Rose Levy Beranbaum developed a method for berry puree that involves extracting the juice, concentrating it down to one-fifth it’s original volume, pureeing the berry flesh and then adding back in the juice/syrup. This gives the puree maximum berry flavor without cooking the pulp, which tends to lead to a caramelized, sugary flavor rather than a pure berry flavor. While you could just puree fresh berries and call it a day, berries, and strawberries especially, contain so much water that the flavor of the puree, without some amount of cooking off the water, will be much less intense.
I’ve been washing and hulling and slicing strawberries ’til my fingers are permanently pink. Therefore, once I finished the batch of puree, I decided I deserved a break: vanilla ice cream, fresh sliced strawberries, and strawberry puree. Or, as I like to call it, lunch. Berrylicious!

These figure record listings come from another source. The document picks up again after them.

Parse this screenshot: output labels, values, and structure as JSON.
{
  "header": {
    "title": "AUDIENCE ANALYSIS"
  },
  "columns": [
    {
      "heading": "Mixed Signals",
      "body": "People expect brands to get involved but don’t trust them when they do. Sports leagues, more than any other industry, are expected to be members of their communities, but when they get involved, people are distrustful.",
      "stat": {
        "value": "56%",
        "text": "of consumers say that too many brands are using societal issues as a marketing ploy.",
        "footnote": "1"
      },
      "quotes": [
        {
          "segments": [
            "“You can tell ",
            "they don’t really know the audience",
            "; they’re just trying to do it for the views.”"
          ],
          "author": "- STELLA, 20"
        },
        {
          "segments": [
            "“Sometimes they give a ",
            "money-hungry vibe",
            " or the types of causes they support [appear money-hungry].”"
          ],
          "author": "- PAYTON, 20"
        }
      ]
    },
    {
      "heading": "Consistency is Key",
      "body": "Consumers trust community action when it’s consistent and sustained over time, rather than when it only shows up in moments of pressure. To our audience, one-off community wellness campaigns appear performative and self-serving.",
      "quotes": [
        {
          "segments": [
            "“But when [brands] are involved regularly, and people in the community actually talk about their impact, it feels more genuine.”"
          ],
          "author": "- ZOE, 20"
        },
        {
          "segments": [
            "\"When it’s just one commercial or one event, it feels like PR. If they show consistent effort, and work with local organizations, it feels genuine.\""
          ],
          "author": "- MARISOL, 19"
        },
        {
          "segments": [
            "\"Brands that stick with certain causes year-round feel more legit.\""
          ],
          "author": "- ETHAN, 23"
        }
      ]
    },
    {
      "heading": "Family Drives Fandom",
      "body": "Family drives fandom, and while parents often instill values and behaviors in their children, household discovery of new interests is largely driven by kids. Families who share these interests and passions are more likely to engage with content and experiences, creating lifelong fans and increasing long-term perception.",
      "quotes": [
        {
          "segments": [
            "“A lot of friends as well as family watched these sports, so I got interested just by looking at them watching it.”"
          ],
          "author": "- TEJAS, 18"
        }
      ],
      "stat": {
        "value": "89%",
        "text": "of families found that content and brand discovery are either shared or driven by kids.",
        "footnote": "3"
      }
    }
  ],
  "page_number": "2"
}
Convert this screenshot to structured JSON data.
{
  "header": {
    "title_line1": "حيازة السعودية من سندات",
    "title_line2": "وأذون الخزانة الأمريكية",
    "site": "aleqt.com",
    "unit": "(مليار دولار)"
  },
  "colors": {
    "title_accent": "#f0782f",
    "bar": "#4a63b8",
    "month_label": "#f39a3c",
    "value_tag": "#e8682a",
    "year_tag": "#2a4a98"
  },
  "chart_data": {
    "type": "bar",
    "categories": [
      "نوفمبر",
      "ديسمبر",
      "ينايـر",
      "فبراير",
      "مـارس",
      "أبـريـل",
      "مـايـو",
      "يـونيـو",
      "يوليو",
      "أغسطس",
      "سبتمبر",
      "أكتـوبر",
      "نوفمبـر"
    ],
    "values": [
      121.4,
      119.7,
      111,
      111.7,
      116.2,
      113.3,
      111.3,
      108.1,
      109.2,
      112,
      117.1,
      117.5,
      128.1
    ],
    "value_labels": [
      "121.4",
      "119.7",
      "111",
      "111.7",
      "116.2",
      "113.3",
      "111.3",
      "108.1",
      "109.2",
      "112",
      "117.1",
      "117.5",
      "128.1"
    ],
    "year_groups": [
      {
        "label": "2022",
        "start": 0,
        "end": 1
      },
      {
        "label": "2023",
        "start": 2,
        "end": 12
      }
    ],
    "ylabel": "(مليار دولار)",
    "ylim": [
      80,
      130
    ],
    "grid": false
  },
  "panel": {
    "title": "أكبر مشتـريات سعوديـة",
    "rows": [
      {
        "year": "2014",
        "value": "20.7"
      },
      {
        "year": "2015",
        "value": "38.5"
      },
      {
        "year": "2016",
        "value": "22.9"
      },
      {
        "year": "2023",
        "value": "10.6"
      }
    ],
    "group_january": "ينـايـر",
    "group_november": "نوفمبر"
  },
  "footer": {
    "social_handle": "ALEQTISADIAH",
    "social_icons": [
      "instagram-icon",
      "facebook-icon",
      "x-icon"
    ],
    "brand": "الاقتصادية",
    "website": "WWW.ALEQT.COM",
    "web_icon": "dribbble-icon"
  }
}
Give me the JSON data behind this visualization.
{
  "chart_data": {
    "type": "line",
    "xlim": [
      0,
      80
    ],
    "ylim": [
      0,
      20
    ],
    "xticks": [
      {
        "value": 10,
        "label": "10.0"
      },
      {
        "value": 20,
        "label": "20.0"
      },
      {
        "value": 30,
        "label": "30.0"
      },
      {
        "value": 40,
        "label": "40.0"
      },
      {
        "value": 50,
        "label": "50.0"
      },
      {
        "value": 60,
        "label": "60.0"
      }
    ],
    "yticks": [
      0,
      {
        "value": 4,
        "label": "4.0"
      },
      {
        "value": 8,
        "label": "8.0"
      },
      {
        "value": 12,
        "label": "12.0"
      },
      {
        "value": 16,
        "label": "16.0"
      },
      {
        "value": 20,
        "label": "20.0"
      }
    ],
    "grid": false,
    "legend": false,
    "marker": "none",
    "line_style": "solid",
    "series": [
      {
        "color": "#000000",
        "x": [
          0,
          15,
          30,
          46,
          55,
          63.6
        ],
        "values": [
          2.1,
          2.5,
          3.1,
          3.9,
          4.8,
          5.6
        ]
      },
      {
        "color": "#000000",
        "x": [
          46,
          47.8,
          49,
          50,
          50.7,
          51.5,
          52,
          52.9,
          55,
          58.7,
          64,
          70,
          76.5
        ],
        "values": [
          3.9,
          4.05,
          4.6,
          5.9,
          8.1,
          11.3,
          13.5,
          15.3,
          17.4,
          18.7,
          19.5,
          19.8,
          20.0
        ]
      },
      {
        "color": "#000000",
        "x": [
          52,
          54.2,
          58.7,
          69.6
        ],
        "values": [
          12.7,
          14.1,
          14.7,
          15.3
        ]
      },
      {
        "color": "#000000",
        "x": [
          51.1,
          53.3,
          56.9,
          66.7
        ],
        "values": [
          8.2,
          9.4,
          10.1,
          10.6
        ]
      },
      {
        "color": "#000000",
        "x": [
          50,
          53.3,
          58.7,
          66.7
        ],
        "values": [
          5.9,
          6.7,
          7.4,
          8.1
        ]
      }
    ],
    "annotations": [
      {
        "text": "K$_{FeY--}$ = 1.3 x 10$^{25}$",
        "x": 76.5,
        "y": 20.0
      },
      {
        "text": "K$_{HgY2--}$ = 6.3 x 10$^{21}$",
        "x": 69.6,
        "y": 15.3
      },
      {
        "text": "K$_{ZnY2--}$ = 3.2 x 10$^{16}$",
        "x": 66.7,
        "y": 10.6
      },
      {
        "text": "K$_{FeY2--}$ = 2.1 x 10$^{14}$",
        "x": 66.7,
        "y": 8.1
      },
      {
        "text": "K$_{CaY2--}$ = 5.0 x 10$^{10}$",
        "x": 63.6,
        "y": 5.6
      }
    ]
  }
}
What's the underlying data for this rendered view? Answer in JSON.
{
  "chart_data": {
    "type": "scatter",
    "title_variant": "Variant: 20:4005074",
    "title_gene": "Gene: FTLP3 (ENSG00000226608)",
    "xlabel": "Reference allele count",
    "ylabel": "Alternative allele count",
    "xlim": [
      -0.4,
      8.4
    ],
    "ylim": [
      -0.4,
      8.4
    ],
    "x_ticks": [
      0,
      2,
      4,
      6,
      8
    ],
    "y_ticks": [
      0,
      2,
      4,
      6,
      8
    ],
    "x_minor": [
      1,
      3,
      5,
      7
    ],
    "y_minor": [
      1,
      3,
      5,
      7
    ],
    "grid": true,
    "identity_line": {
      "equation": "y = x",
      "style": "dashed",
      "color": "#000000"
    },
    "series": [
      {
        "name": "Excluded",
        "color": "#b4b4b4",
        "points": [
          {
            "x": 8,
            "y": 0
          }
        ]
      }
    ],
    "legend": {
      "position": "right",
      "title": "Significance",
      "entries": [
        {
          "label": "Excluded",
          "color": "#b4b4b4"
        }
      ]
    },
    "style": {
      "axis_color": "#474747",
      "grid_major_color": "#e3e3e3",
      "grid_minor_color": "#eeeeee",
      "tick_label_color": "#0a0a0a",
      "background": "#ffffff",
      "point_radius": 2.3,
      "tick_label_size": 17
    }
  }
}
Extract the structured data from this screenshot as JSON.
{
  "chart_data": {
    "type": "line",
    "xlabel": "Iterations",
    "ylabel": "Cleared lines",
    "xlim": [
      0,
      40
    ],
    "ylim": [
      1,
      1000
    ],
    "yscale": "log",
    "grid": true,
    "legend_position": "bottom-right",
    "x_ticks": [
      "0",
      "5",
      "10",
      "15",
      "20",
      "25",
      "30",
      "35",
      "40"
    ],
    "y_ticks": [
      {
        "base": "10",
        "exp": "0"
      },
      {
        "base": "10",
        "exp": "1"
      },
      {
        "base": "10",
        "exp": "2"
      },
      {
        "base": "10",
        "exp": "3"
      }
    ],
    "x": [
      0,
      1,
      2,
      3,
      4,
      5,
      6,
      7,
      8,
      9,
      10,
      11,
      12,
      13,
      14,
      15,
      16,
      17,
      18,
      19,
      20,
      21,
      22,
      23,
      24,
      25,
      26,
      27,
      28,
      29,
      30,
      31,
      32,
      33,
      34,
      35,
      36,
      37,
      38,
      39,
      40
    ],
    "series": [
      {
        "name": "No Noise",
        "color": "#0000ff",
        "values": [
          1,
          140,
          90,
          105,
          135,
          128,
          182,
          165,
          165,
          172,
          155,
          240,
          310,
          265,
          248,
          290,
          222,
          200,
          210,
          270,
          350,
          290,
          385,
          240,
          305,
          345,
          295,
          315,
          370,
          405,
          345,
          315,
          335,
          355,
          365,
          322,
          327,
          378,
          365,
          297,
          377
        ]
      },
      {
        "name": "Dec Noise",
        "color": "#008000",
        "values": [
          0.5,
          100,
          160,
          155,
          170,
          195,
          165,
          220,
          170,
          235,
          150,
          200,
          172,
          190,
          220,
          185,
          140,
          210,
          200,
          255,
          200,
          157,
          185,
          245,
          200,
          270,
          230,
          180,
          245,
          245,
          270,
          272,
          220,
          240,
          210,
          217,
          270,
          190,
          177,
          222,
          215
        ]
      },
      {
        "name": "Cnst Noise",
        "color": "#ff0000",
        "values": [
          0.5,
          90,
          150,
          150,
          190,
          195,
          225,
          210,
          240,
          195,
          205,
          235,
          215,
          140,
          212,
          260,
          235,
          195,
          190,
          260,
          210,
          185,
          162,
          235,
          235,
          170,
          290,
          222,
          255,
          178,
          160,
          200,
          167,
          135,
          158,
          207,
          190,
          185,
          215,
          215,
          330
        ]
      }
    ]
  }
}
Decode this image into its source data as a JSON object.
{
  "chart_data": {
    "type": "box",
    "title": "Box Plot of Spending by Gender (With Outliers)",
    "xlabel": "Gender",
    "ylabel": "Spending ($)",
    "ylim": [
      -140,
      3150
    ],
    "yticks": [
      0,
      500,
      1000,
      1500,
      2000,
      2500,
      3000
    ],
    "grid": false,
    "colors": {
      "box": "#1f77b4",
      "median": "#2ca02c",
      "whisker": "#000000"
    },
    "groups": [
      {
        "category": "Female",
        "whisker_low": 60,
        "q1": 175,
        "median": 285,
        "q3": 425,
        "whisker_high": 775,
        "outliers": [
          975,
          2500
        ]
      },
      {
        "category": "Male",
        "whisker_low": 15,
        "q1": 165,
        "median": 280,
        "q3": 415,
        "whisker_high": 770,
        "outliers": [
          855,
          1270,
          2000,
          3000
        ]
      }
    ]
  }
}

Adapted from Strawberry Sauce in The Pie and Pastry Bible by Rose Levy Beranbaum
Rose’s Strawberry Puree
- 5 cups (20 oz) strawberries, frozen overnight if fresh (freezing overnight helps fresh berries to release their juice)
- 2 tsp lemon juice
- pinch sea salt
- In a colander suspended over a deep bowl, thaw the strawberries completely. This will take several hours at room temperature, or you can place in an oven with a pilot light, or slowly defrost in the microwave (do not allow berries to cook).
- Press on the berries (if necessary) to force out the juice. You should yield about 1 and 1/4 cups of juice.
- In a small saucepan boil the juice until it is reduced to 1/4 cup (the juice will thicken and become syrupy). Alternatively, you can microwave the juice on high, in a greased, 4-cup measure or bowl, until reduced, which will give the purest strawberry flavor (as there is no chance for carmelization).
- Puree the strawberries in a food processor. You should yield 1 liquid cup of puree. Stir in the reduced strawberry juice, lemon juice and salt.
Yields 1 and 1/4 cups puree.
- To make a lightly-sweetened strawberry sauce of this puree, add 1/4 cup (1.75 oz) sugar, 3 tbsp honey, or 4 tbsp maple syrup (1.75 oz) and stir until dissolved.
- You may omit lemon juice in order to make the puree completely local; however a small bit of lemon juice punches up the strawberry flavor, so I think it is worth it. You might increase the salt (2 pinches I guess!) a bit in order to counteract the lack of lemon juice.
- I like the texture that the inclusion of tiny strawberry seeds gives this puree, so I do not strain it. If you don’t like the seeds, force the puree through a fine mesh sieve prior to using or storing.
- Strawberries are safely acidic, even without the addition of lemon juice, to can this puree as is; however, as the whole point of Rose’s method is not to cook the strawberry pulp, I choose to freeze the puree. If freezer space is at a premium, fill sterilized 4- or 8-oz jars to within 1/4-inch headspace and process for 10 minutes in a boiling water bath.
Up to 10 days in the refrigerator. Up to 1 year frozen. I like to freeze this in ice cubes trays for about a day, then transfer the cubes to a Ziplock bag, that way I have handy portion-sized amounts for strawberry cream cheese frosting, a quick strawberry balsamic vinaigrette, to stir into oatmeal or yogurt, to serve on pancakes or waffles… you get the idea.
Strawberry season! Early summer here, but since this needs to be made with frozen strawberries, the puree can actually be made all year round.